Inheritance of Iterable

Question

I have a class Super and class Sub where Sub extends Super.

I'm trying to write a class which contains a list of Sub but must implement Iterable<Super>. What I tried to to is:

class Bag implements Iterable<Super> {
     List<Sub> list;

     public Iterator<Super> iterator() {
          return list.iterator();
     }
 }

This doesn't compile (the error message is Cannot cast from Iterator<Sub> to Iterator<Super>). I tried casting in several places, and wildcards in other places, but I don't see what's the problem. I certainly don't see why

public Iterator<Super> iterator() {
    return (Iterator<Super>)list.iterator();
}

wouldn't cast. It's possible that java iterator/iterable subinterface has the solution, but I don't understand it.

///// UPDATE

I managed to do it this way:

Iterator<? extends Super> iterator = ((List<? extends Super>)list).iterator();
return (Iterator<Super>)iterator;

(which gives a warning, Type safety: Unchecked cast from Iterator<capture#4-of ? extends Super> to Iterator<Super>. I can live with it, but why does it give this warning?)

Answer 1

If you're using java 8 an easy way to do this is:

class Bag implements Iterable<Super> {
    List<Sub> list;

    public Iterator<Super> iterator() {
        return list.stream().map(s -> (Super)s).iterator();
    }
}

Answer 2

I certainly don't see why

List<Sub> list;

public Iterator<Super> iterator() {
    return (Iterator<Super>)sections.iterator();
}

wouldn't cast.

Consider situation where you have classes Fruit Apple Banana. You have list of Fruits

List<Fruit> list = new ArrayList<>();

so you can add to it any kind of fruit like Apple or Banana.

list.add(new Apple());
list.add(new Banana());

Now would it be safe to cast such list to more specified type, lets say list of Apples? No. Why? Consider following example:

List<Apple> apples = (List<Apple>)list; //lets assume for now that this is OK
for (Apple ap : apples){
    //do something with apple
}

But list contains not only Apples but also Banana, which is not right argument for code in for loop.

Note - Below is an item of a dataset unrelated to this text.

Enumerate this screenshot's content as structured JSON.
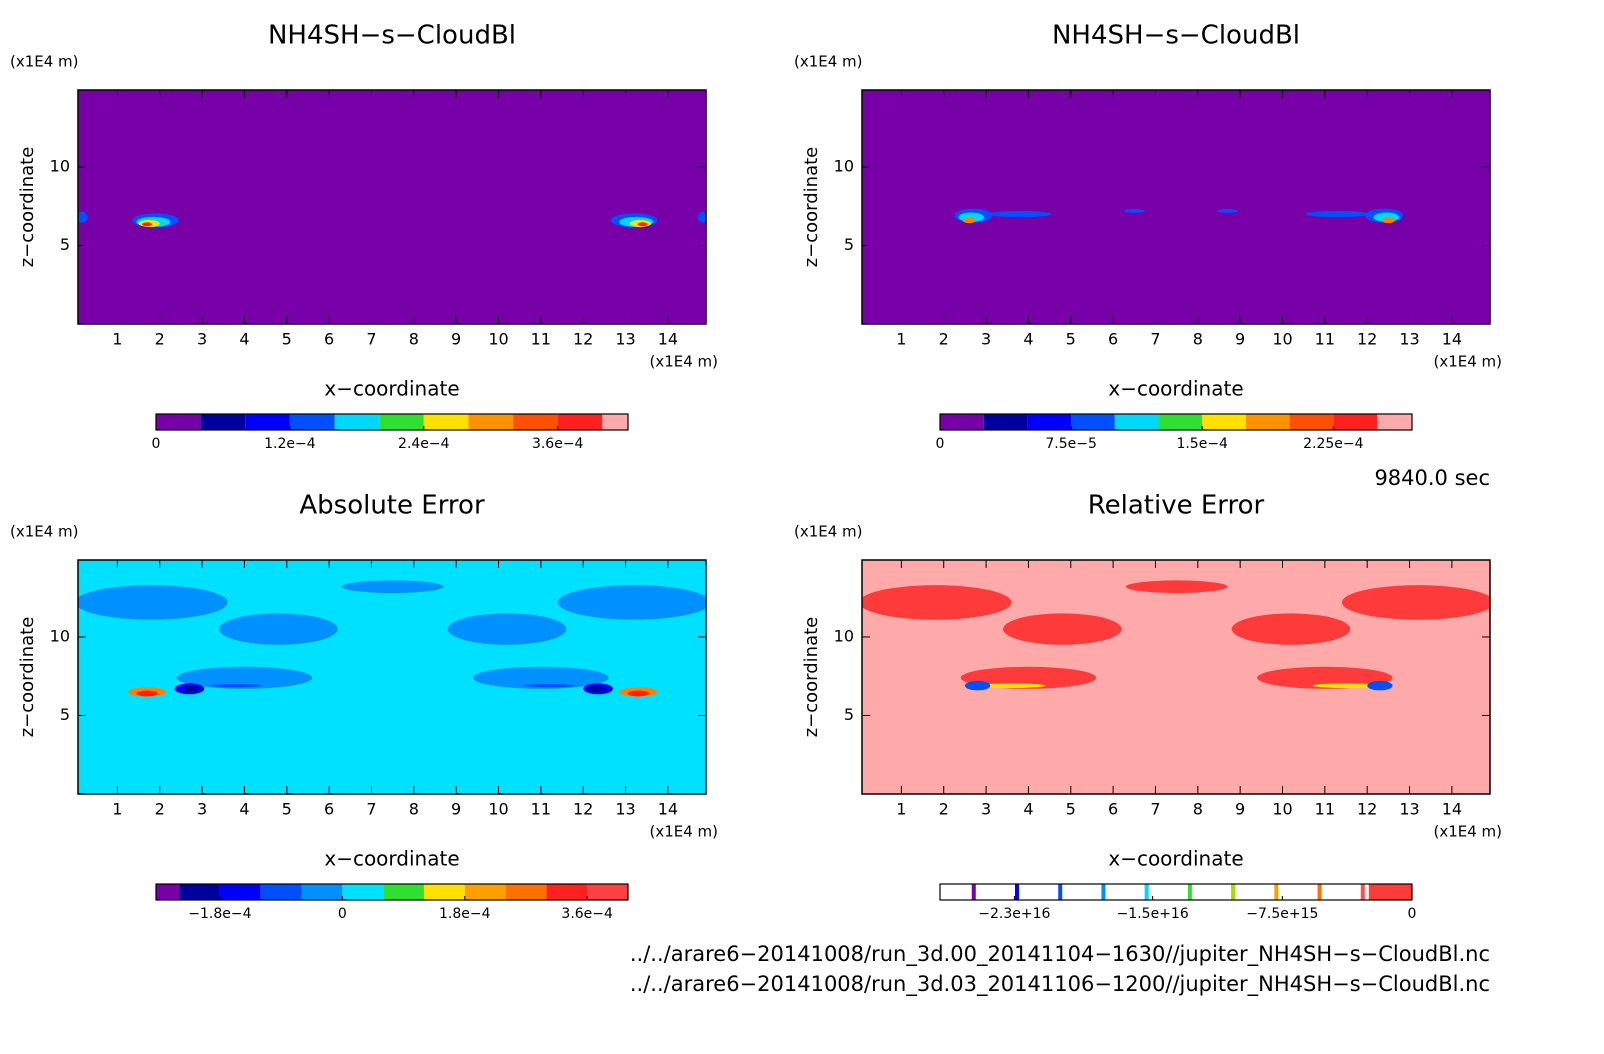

You to solve this problem in many ways, for instance you can try using wildcards like List<? extends Super>. It all depends on what you are actually trying to achieve.

Response to your update

List<Sub> list;

public Iterator<Super> iterator() {
    Iterator<? extends Super> iterator = ((List<? extends Super>)list).iterator();
    return (Iterator<Super>)iterator;
}

Is same as

public Iterator<Super> iterator() {
    List<? extends Super> tmp = list;                     //1
    Iterator<? extends Super> iterator = tmp.iterator();  //2
    return (Iterator<Super>) iterator;                    //3
}

In line marked //1 you are creating temporary reference of type List<? extends Super> and use it to handle list which is type List<Sub> which is perfectly fine, because <? extends Super> was meant to hold type which extends Super like in this case Sub.

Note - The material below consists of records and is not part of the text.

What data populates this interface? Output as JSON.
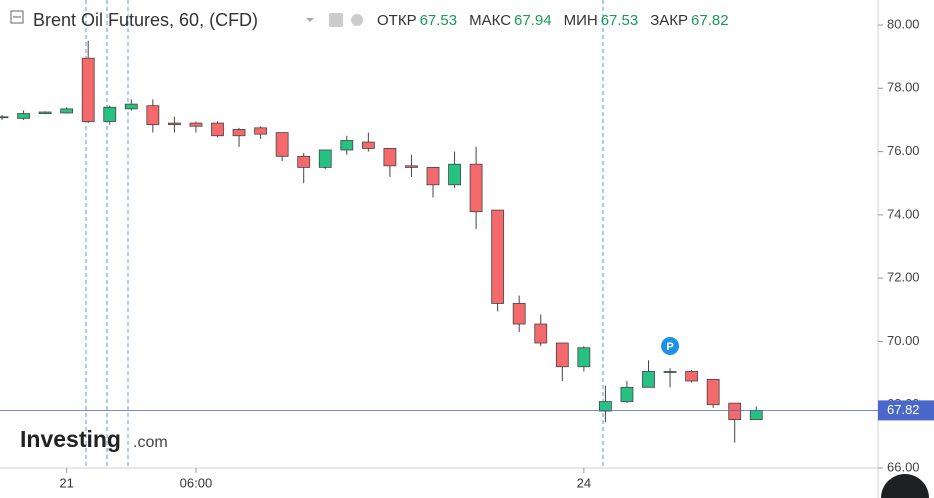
{
  "chart_data": {
    "type": "candlestick",
    "title": "Brent Oil Futures, 60, (CFD)",
    "ohlc_labels": [
      "ОТКР",
      "МАКС",
      "МИН",
      "ЗАКР"
    ],
    "watermark": [
      "Investing",
      ".com"
    ],
    "annotation": {
      "text": "P",
      "index": 31
    },
    "categories": [
      null,
      null,
      null,
      "21",
      null,
      null,
      null,
      null,
      null,
      "06:00",
      null,
      null,
      null,
      null,
      null,
      null,
      null,
      null,
      null,
      null,
      null,
      null,
      null,
      null,
      null,
      null,
      null,
      "24",
      null,
      null,
      null,
      null,
      null,
      null,
      null,
      null
    ],
    "open": [
      77.1,
      77.05,
      77.2,
      77.22,
      78.95,
      76.95,
      77.35,
      77.45,
      76.9,
      76.9,
      76.9,
      76.7,
      76.75,
      76.6,
      75.85,
      75.5,
      76.05,
      76.3,
      76.1,
      75.55,
      75.5,
      74.95,
      75.6,
      74.15,
      71.2,
      70.55,
      69.95,
      69.2,
      67.8,
      68.1,
      68.55,
      69.05,
      69.05,
      68.8,
      68.05,
      67.53
    ],
    "high": [
      77.15,
      77.3,
      77.27,
      77.4,
      79.5,
      77.45,
      77.65,
      77.65,
      77.1,
      76.95,
      76.95,
      76.75,
      76.8,
      76.6,
      75.95,
      76.05,
      76.5,
      76.6,
      76.1,
      75.9,
      75.5,
      76.0,
      76.15,
      74.15,
      71.45,
      70.85,
      69.95,
      69.85,
      68.6,
      68.75,
      69.4,
      69.15,
      69.1,
      68.8,
      68.05,
      67.94
    ],
    "low": [
      77.0,
      77.0,
      77.18,
      77.2,
      76.9,
      76.85,
      77.3,
      76.6,
      76.6,
      76.6,
      76.45,
      76.15,
      76.4,
      75.7,
      75.0,
      75.45,
      75.9,
      76.0,
      75.2,
      75.2,
      74.55,
      74.85,
      73.55,
      70.95,
      70.3,
      69.85,
      68.75,
      69.05,
      67.45,
      68.05,
      68.55,
      68.55,
      68.7,
      67.9,
      66.8,
      67.53
    ],
    "close": [
      77.1,
      77.2,
      77.25,
      77.35,
      76.95,
      77.4,
      77.5,
      76.85,
      76.85,
      76.8,
      76.5,
      76.5,
      76.55,
      75.85,
      75.5,
      76.05,
      76.35,
      76.1,
      75.55,
      75.5,
      74.95,
      75.6,
      74.1,
      71.2,
      70.55,
      69.95,
      69.2,
      69.8,
      68.1,
      68.55,
      69.05,
      69.05,
      68.75,
      68.0,
      67.53,
      67.82
    ],
    "up_color": "#26c281",
    "down_color": "#f4696b",
    "ylim": [
      66.0,
      80.79
    ],
    "yticks": [
      {
        "value": 66,
        "label": "66.00"
      },
      {
        "value": 68,
        "label": "68.00"
      },
      {
        "value": 70,
        "label": "70.00"
      },
      {
        "value": 72,
        "label": "72.00"
      },
      {
        "value": 74,
        "label": "74.00"
      },
      {
        "value": 76,
        "label": "76.00"
      },
      {
        "value": 78,
        "label": "78.00"
      },
      {
        "value": 80,
        "label": "80.00"
      }
    ]
  }
}
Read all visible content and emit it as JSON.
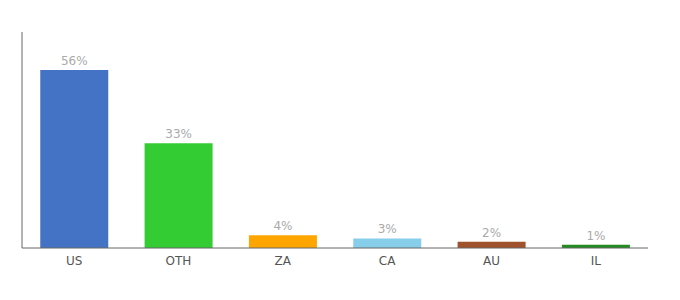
{
  "chart_data": {
    "type": "bar",
    "categories": [
      "US",
      "OTH",
      "ZA",
      "CA",
      "AU",
      "IL"
    ],
    "values": [
      56,
      33,
      4,
      3,
      2,
      1
    ],
    "value_labels": [
      "56%",
      "33%",
      "4%",
      "3%",
      "2%",
      "1%"
    ],
    "data_labels": true,
    "colors": [
      "#4472C4",
      "#33CC33",
      "#FFA500",
      "#87CEEB",
      "#A0522D",
      "#228B22"
    ],
    "ylim": [
      0,
      68
    ],
    "grid": false,
    "tick_labels": "x"
  }
}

In line //2 you are creating iterator using tmp reference so you are getting iterator with same generic type as this reference so it is Iterator<? extends Super>.

Now problem can happen here

return (Iterator<Super>) iterator;                    //3

Consider situation:
You have List<? extends Super> and you want to cast it to List<Super>. Would that be safe? Not really, because via List<Super> you would be able to add any instance of Super type and its subtypes, like SubFoo or SubBar. It means that if List<? extends Super> would hold List<SubBar> you would be able to add to this list not only desired SubBar but also SubFoo, which is potentially dangerous. That is why compiler will inform you about potential danger.

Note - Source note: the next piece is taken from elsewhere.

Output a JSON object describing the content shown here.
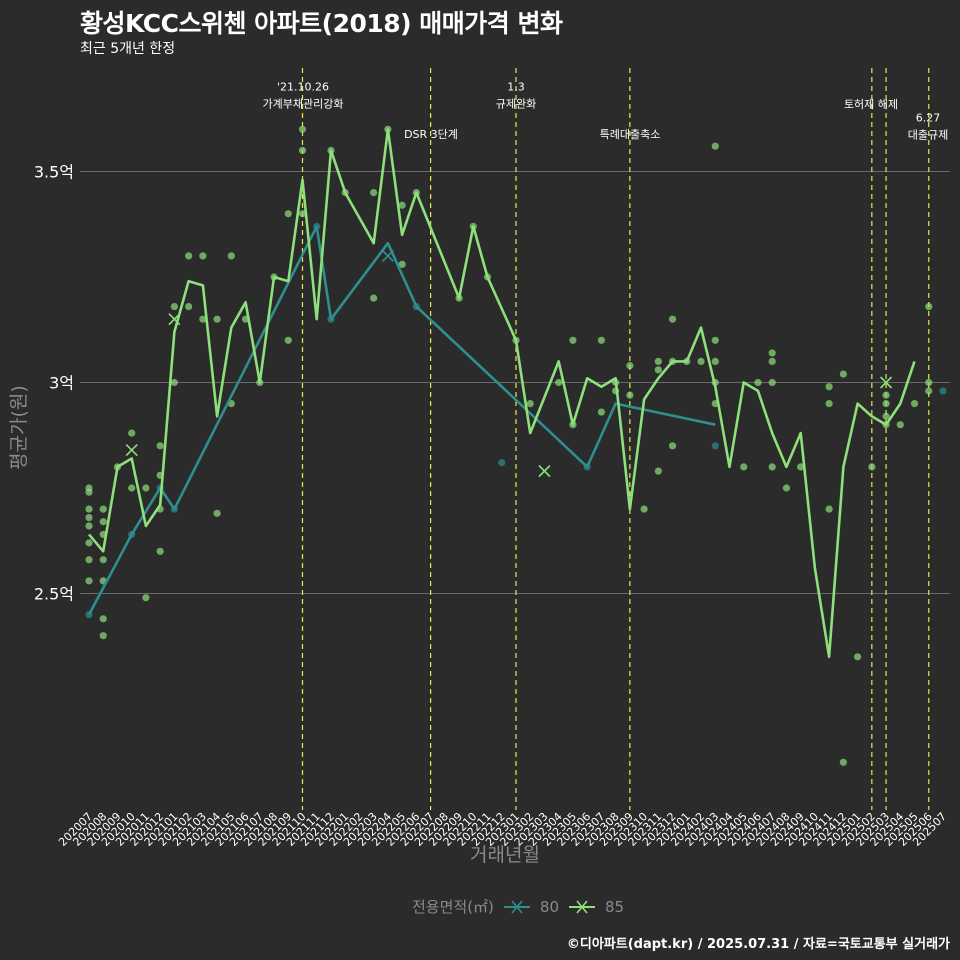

Interestingly this time you will not see compilation error, but warning. It is probably because explicitly casting List<Sub> to List<Super> is to big shortcut which could lead to misunderstandings because programmers could forget what wrong could happen.

Using casting from wildcard may demonstrate that you understand generics enough to say "OK compiler, I am aware of possible problems you want to protect me from, but I know what I am doing", that is why you are seeing warning instead of compilation error.